Intro: Why are encounters always shifting, why are embodiments always perilous
... and why does it matter to talk about it.
The map is not the territory.
You might be walking down a street in a busy town, or treading barefoot on the soft, moist moss after the long awaited rain. You might be talking to your best friend on the phone or writing down your thoughts in a journal while your coffee gets cold and the night gets older.
No matter what you do: in each second of every moment, you’re in constant intimate entanglement with everything around you. Photons that originated in distant starts millions of years ago hit your eyes and get absorbed by them, triggering electrical impulses that become images. Molecules enter your nose as you breath in, reaching the scent neurons - the only ones in our body which are bare and directly exposed to the surroundings - and let you smell the world. Acoustic waves, produced by the explosion of Life around you, constantly play on your eardrums.

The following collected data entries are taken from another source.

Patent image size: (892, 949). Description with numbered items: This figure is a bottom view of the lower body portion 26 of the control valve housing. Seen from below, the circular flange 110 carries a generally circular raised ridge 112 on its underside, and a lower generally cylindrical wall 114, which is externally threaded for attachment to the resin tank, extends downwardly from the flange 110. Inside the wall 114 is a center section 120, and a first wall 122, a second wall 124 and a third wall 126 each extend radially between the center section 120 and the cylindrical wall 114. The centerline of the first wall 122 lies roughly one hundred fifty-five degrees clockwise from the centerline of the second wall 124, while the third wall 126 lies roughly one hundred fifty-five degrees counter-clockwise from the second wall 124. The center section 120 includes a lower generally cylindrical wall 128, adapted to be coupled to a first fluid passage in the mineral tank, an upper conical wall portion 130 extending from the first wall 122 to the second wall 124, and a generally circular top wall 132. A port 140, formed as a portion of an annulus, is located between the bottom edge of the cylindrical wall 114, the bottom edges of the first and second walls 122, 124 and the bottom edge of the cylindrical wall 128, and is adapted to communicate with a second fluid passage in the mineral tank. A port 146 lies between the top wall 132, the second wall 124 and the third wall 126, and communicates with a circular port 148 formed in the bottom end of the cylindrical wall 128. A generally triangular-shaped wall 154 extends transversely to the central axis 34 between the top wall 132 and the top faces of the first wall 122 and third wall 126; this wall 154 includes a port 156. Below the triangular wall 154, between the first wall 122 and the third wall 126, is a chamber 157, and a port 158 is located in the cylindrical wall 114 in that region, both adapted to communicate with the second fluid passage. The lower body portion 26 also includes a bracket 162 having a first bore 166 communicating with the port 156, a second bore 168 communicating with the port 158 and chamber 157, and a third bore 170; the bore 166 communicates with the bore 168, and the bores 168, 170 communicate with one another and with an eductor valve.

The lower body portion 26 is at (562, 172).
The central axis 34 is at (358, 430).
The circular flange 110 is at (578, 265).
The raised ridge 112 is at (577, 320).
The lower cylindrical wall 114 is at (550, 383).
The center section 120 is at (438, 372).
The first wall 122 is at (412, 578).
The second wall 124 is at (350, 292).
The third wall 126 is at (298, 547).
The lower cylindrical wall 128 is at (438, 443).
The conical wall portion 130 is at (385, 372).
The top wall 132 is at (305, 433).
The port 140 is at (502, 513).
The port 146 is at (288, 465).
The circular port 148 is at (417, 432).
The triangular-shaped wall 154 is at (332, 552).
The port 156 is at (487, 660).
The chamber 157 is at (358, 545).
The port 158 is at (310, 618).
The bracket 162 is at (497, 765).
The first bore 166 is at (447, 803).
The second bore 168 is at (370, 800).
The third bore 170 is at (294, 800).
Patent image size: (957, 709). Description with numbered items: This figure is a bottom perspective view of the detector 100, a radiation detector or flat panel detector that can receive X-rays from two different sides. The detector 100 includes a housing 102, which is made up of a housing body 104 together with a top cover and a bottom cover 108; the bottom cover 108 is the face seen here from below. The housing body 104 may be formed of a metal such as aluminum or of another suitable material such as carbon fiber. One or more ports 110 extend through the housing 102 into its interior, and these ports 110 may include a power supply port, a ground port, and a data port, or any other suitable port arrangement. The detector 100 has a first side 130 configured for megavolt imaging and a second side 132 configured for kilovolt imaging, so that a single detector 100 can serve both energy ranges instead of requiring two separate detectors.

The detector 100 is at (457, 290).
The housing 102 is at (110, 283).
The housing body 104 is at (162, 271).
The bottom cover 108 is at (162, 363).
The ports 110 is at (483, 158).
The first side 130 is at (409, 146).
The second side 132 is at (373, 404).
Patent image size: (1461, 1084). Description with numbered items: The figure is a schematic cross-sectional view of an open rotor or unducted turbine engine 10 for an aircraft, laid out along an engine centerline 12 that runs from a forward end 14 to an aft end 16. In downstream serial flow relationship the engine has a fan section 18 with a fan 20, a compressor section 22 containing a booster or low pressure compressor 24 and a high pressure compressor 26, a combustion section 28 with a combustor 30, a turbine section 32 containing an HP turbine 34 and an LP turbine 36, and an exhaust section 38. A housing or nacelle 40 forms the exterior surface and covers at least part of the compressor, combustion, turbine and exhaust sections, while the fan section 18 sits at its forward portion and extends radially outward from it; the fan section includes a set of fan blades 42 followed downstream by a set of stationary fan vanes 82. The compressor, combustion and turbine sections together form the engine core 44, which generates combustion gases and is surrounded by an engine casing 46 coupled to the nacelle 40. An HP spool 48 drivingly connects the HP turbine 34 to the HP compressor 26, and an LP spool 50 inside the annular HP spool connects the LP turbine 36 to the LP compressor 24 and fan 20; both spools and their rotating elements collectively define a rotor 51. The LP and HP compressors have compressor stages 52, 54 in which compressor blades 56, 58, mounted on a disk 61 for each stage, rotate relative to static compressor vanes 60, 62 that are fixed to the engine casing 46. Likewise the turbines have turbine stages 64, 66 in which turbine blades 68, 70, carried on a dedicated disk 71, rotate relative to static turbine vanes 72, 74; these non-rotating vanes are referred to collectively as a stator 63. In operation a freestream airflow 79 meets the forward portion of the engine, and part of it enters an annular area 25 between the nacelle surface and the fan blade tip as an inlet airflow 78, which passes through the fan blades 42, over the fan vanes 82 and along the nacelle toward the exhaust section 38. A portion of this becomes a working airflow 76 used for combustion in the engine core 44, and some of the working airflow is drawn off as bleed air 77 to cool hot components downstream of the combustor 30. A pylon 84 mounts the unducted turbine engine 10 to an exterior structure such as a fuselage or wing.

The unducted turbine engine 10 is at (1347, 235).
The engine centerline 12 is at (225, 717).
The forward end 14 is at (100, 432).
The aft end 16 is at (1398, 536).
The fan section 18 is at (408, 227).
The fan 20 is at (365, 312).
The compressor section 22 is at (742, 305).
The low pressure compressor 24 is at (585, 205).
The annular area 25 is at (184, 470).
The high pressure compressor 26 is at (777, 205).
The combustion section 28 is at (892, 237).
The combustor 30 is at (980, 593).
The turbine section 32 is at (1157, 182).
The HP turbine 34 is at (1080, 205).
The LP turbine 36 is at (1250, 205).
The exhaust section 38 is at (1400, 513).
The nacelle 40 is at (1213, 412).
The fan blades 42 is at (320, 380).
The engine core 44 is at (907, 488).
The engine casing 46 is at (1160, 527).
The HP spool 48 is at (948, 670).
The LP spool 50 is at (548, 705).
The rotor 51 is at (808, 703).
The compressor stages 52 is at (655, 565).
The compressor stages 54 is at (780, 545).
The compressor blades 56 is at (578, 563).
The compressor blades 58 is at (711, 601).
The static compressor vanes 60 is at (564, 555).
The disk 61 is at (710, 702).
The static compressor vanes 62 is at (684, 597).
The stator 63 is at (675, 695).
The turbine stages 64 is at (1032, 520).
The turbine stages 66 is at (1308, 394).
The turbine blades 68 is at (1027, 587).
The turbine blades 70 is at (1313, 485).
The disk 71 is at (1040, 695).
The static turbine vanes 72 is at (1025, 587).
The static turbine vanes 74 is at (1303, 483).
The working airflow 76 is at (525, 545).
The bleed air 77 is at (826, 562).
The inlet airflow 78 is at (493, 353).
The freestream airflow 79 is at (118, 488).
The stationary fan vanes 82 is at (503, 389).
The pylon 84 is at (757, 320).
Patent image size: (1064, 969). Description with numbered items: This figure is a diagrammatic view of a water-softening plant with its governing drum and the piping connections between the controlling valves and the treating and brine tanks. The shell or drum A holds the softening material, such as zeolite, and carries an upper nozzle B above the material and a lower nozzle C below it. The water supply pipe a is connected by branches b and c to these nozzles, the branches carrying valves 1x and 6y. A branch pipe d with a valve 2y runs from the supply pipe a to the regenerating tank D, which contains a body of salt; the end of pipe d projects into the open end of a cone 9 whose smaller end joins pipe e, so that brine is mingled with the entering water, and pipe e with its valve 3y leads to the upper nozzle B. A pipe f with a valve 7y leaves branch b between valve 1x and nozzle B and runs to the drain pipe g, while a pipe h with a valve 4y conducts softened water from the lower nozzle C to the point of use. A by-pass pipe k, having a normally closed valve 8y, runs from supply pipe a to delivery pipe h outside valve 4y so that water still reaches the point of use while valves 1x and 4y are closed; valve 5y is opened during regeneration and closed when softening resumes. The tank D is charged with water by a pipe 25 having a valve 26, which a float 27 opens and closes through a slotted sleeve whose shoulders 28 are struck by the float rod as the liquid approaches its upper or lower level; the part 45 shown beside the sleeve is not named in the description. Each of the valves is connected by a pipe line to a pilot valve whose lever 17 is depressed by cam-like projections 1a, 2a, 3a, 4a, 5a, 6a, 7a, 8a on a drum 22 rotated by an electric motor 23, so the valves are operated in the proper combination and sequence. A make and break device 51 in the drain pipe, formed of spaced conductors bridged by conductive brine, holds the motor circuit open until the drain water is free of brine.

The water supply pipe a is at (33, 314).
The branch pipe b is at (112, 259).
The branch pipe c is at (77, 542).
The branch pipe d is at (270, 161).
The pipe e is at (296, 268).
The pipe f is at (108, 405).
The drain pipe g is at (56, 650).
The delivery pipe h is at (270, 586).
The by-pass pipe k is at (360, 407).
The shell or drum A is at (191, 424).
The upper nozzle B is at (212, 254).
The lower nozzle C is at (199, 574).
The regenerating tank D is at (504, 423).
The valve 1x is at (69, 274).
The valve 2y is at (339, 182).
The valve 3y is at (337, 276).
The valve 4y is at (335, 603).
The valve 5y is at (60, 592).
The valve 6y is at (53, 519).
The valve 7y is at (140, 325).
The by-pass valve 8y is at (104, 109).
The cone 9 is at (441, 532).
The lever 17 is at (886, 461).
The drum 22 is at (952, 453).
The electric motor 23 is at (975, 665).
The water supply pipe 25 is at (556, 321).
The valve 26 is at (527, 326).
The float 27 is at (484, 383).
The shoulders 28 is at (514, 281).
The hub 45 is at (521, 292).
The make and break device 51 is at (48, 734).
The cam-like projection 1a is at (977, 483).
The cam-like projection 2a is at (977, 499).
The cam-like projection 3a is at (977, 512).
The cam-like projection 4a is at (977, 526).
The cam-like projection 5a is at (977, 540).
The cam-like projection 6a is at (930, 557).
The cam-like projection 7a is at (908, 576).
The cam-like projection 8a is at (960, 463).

We are swimming in a sea of waves, molecules, electromagnetic fields. We generate some ourselves.
At the same time, fifty trillion cells that compose your body are ceaselessly moving, interacting, communicating - creating a synergy of the experience that is, roughly summarized - you.
… can you feel it?
This entanglement with the human and non-human life (and non-life, depending on where you start to differentiate) is always in motion and constantly shifting.
Movement is the fundamental quality of being alive.
Only a fraction of this constantly changing abundance of happenings reaches our rational, linear consciousness. Necessarily so: anything that works in a linear way demands reduction. And this is fine, as long as we realize that the maps we make of the world are just maps. They’re not the territory.
There are more adequate maps, and less adequate maps. And adequacy doesn’t always have to do with clarity. Because clarity often stands in stark opposition to the vast complexity of reality.
Do you feel lost already?
Well, you’re not, at least not completely. There is another part of our brain, which is much more attuned to receiving and understanding multiplicity, contradictions, and the entanglements. It’s the one beyond language - the “irrational” one, able to think in big-picture-terms. It’s the part of us that is always in the present moment, in ultimate attunement to our somatic, multifold presence of the constantly shifting aggregate of our body.
And it’s the one that actually keeps us alive.
Embodiment - meaning, intentionally and authentically building a relationship with the silent language of sensations - helps us to get in touch with the vibrant connections all around you and in you. It helps us feel and understand what is actually going on. It helps us learn and find ways to communicate our knowing - on a level that goes deeper than words.
The experience of your body is always in motion. It teaches you how to live with uncertainty, in this moment, as the animal you are. It carries you back to the knowing that isn’t based on our maps of reality, but is rooted in our experience of the territory.
This knowing might seem a bit foreign to the modern human, but that is ultimately the most intimate way of knowing of our immediate environment, and hence, our world. With Tim Ingold, it’s about
"moving about in it, exploring it, attending to it, ever alert to the signs by which it is revealed. Learning to see, then, is a matter not of acquiring schemata for mentally constructing the environment but of acquiring the skills for direct perceptual engagement with its constituents, human and non- human, animate and inanimate.”1
But entering an embodied relationship with the world is perilous, because it’s going to put you in a space in which you don’t know anything for sure.
Where things that appeared to have solid shape and structure dissolve in the myriad of sensations. Where you start doubting the certainty of your world, your definitions - and ultimately, your own identity. Because when you actually feel, with every breath, from your gut that everything is shifting, multiple, uncertain, and more complex than you think - you stop being able to contain the world to its definitions and concepts.
And since our societies are built on definitions, concepts, and fixed patterns of acceptable behavior and communication, you stop being compatible with societal norms of doing and thinking.
You might feel a bit alone in this.
But my experience tells me that it’s worth the risk.
Artistic practice can be a way of going beyond our maps and getting acquainted with the sensual.
And when I say “art”, I mean in the broadest possible sense - that is, any activity that channels your creativity in expressing who you are in connection to this world.
And yes, in my experience, this is intimately connected to embodiment.
Like so many other things.
Unfortunately, what “art” means, what counts as “artistic practice”, and what motivates us towards “being an artist” nowadays has been muddied in our commercialized, appreciation-addicted world. And this has ramifications - for what we think we know, who we think we are, and what we do with all that.
More on that to come.
Recommended reading for today:
David Abram (2017) The Spell of the Sensuous: Perception and Language in a More-Than-Human World. New York: Vintage Books.
Tim Ingold (2000) The Perception of the Environment: Essays on Livelihood, Dwelling and Skill. London and New York: Routledge.